Вопрос о патенте на те или иные приёмы в искусстве, как правило, бессмыслен, ибо всегда существует большое количество переходных форм, не говоря уж о методах, которыми мы устанавливаем первенство какого-либо претендента. Однако имеет смысл заметить, что последние две страницы 12-й главки «Севастополя в мае», описание мыслей Праскухина в одну последнюю секунду его жизни, мыслей, в которых смешивается жизнь и смерть, некогда любимая женщина в чепце с лиловыми лентами, оскорбивший давным-давно человек, ревность к Михайлову, двенадцать рублей карточного долга, ненужный подсчёт пробегающих мимо солдат — эти две страницы для иллюстрации термина «поток сознания» подходят ничуть не хуже, чем любая страница «Улисса» (а сама растянутая секунда напоминает о конструкции рассказа Амброза Бирса «Случай на мосту через Совиный ручей»).
Сам Толстой позже не раз прибегал к потоку сознания; особо выразительный и знаменитый пример — мысли Анны Карениной по дороге на станцию Обираловка.
Как устроен источник голоса в «Севастопольских рассказах»?
«Севастополь в декабре» написан от сложно устроенного второго лица. «Вы подходите к пристани — особенный запах каменного угля, навоза, сырости и говядины поражает вас»; на первый взгляд, «вы» здесь можно содержательно заменить на «я» («я подхожу», «меня поражает»). Но по всему тексту разбросаны маркеры присутствия за спиной этого «вы» некоей руководящей инстанции, которая то предложит: «Посмотрите хоть на этого фурштатского солдатика», то введёт странную модальность («до слуха вашего долетят, может быть, звуки стрельбы») и, кроме того, постоянно забегает вперёд: «вы увидите» так запросто не заменить на «я вижу» — сама форма задаёт неопределённость источника голоса.
Исследователи, пытаясь определить эту особенность «Севастополя в декабре», вынуждены прибегать к приблизительной терминологии. Шкловский писал[964]
, что это рассказ «как бы с невидимым, прозрачным автором, скрытым стилем, с погашенным ощущением выражений». Лесскис — что это имитация рассказа от первого лица, а на самом деле от второго, но рассказчик располагается «в другом пространстве»[965], что явно противоречит его наблюдаемому присутствию в госпитале и на поле боя. Рассказчик, похоже, не может определиться, кто он — тот, кто показывает, или тот, кому показывают.В «Севастополе в мае» Толстой словно бы разрубает противоречия одним ударом, занимая памятную всем по «Войне и миру»
позицию верховного автора.
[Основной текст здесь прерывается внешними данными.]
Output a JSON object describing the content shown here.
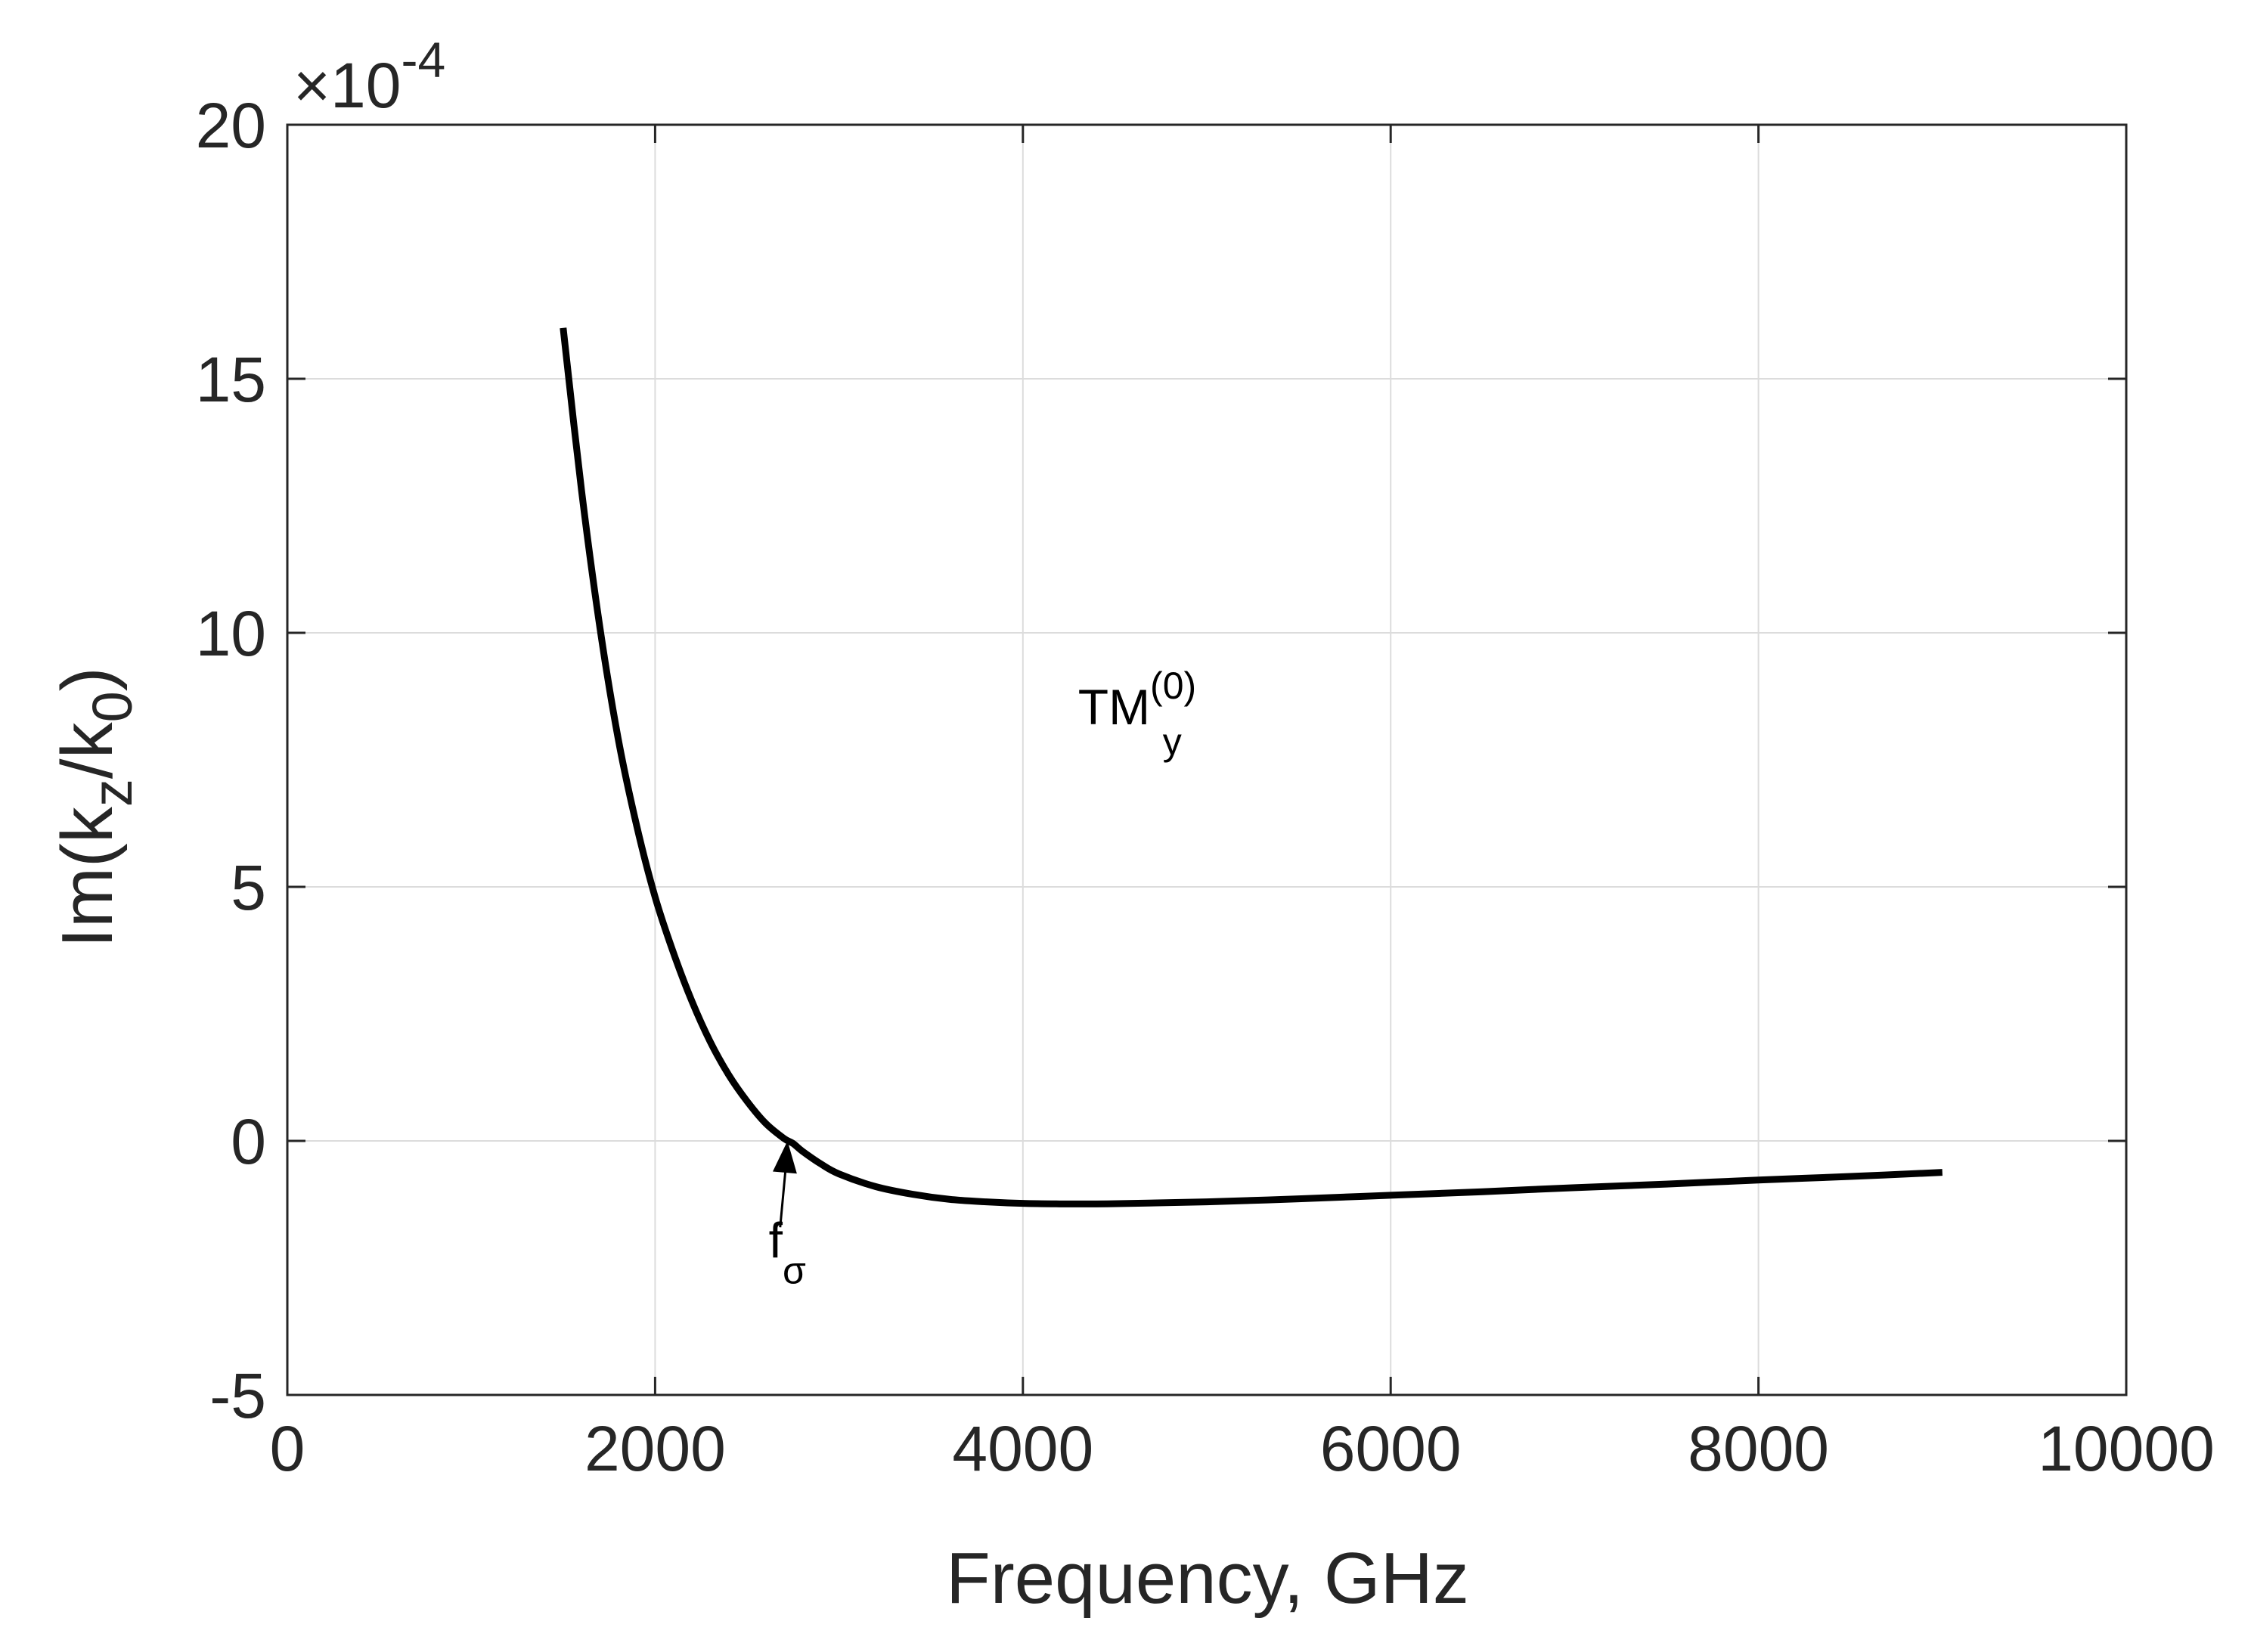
{
  "chart_data": {
    "type": "line",
    "xlabel": "Frequency, GHz",
    "ylabel": {
      "main": "Im(k",
      "sub1": "z",
      "mid": "/k",
      "sub2": "0",
      "close": ")"
    },
    "xlim": [
      0,
      10000
    ],
    "ylim": [
      -5,
      20
    ],
    "y_scale_factor": {
      "times": "×10",
      "exponent": "-4"
    },
    "xticks": [
      0,
      2000,
      4000,
      6000,
      8000,
      10000
    ],
    "xtick_labels": [
      "0",
      "2000",
      "4000",
      "6000",
      "8000",
      "10000"
    ],
    "yticks": [
      -5,
      0,
      5,
      10,
      15,
      20
    ],
    "ytick_labels": [
      "-5",
      "0",
      "5",
      "10",
      "15",
      "20"
    ],
    "grid": true,
    "series": [
      {
        "name": "TM_y^(0)",
        "color": "#000000",
        "x": [
          1500,
          1600,
          1700,
          1800,
          1900,
          2000,
          2100,
          2200,
          2300,
          2400,
          2500,
          2600,
          2700,
          2750,
          2800,
          2900,
          3000,
          3200,
          3400,
          3600,
          3800,
          4000,
          4200,
          4400,
          4600,
          5000,
          5500,
          6000,
          6500,
          7000,
          7500,
          8000,
          8500,
          9000
        ],
        "y": [
          16.0,
          12.8,
          10.1,
          7.9,
          6.2,
          4.8,
          3.7,
          2.75,
          1.95,
          1.3,
          0.78,
          0.35,
          0.05,
          -0.05,
          -0.2,
          -0.45,
          -0.65,
          -0.9,
          -1.05,
          -1.15,
          -1.2,
          -1.23,
          -1.24,
          -1.24,
          -1.23,
          -1.2,
          -1.14,
          -1.07,
          -1.0,
          -0.92,
          -0.85,
          -0.77,
          -0.7,
          -0.62
        ]
      }
    ],
    "annotations": {
      "mode_label": {
        "main": "TM",
        "sub": "y",
        "sup": "(0)",
        "x": 4300,
        "y": 8.2
      },
      "crossing_label": {
        "main": "f",
        "sub": "σ",
        "x": 2700,
        "y": -2.6,
        "arrow_from": [
          2680,
          -1.7
        ],
        "arrow_to": [
          2720,
          0.0
        ]
      }
    }
  }
}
Эйхенбаум считает[966] «звучащий сверху авторский голос» важнейшим художественным открытием, отмечает, что знаменитые внутренние монологи толстовских персонажей становятся возможны лишь именно благодаря такой верховной точке зрения. Но такую точку зрения трудно соблюсти до конца, в тексте то и дело возникают зоны, в которых автор ориентируется неуверенно: так, рассказчик некоторое время сомневается, кто такой Михайлов («Он должен был быть или немец, ежели бы не изобличали черты лица его чисто русское происхождение, или адъютант, или квартермистр[967] полковой (но тогда бы у него были шпоры), или офицер, на время кампании перешедший из кавалерии, а может, и из гвардии»), а потом выскакивает сам у себя из-за спины и даёт верный ответ.Кроме того, значительная часть «Севастополя в мае» — это прямые публицистические пассажи: «Герой же моей повести… правда», «Мне часто приходила… мысль», — и это «я» скорее принадлежит юридическому автору рассказа, чем верховному повествователю. Эйхенбаум в своём раннем труде о Толстом называет это «типичной речью оратора или проповедника»[968]
(занятно, что образ нарратора раздваивается в мыслях одного учёного: в раннем исследовании нет речи о верховной точке зрения, в позднем — забыт проповедник). То ли это ораторское «я», то ли верховный повествователь к тому же постоянно вступает в перебранку с персонажами, уличает их в обмане или неточности, что дополнительно размывает представление об источнике голоса. В «Севастополе в августе» Толстой как бы слегка сдаёт назад: там вещает тот же свежеобретённый верховный автор, но своё всеведение он проявляет скромнее.